Hove Into View: Touring A Malaysian-Inspired Sayang House

London-based architect Carlos Gris built an invisible house imbue with fleurs and greenery verdure in Fensland, England.

A simple rectangular pavilion erected beyond an isolated site burst upon the view in the Fenlands of East Midlands (an hour north of London) after leaving uncultivated over the years. 18-months ago, architect Carlos Gris constructed this minimalist home for his aunt (Gretta Funnell) who returned to the UK after 20 years of living abroad in Malaysia. 

Named Sayang House, it was deemed a fitting tribute to Gretta’s late husband, Ray. He is still fondly remembered by his beloved together with the land. Blending in some Malaysian aesthetics into the design: spacious and airy elements with a large overhanging roof very much played into here. This new pavilion property concentrated on linearity and minimalism acquired both classical and modernist interior elements from Kuala Lumpur. 


Build safely with 8 meter deep piles as the foundation and a concrete ring beam on top. Then there were strong geometric roof parapets reflecting the area district and flat to the horizon. For the exterior building, the facade adopts bespoke Shou Sugi Ban (known as the Japanese technique) clad in wood that has been lightly charred and brown brushed, which echoes the muddy background of the marshland while incorporating the Finnish vernacular. 


Something out of ordinary: a rail track was designed for the purpose to run through a nearby field or drop over next door. Additionally, its agriculture seemingly offers unobstructed views of broad gardens shared by both residences. “There’s nothing unnecessary; Everything is done with a purpose,” said Carlos.

Simple yet highly complex, the front door sits on an existing weeping willow in the rear garden; stepping into the space and it’s looking clean with the opposite walls is floor-to-ceiling glazing to provide a direct frame to the external garden. As a side note, walls and ceiling were made using Structural Insulation Panels which have strong thermal resistance look beyond strangeness with overall green features.

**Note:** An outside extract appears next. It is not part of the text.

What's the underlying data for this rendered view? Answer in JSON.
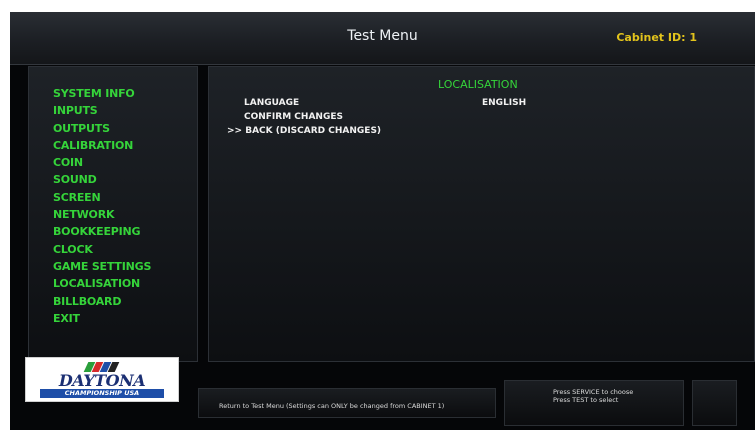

By way of interior furnishing, it first reaches two guest bedrooms located at the front of the house, along with the main bathroom, a lounge, and a boot room. The rear area boasts a stunning view connecting the bathroom to the garden; a spacious kitchen dining space and living room there close to the third and main bedroom.

Gazing from these seats through plenty of large windows captures a serenity, perhaps a return to a peaceful life. Despite the movement around, what can be felt inside is only calm and harmony. Put it this way, Sayang house builds up very important memories to hold on to for the rest of Gretta’s life.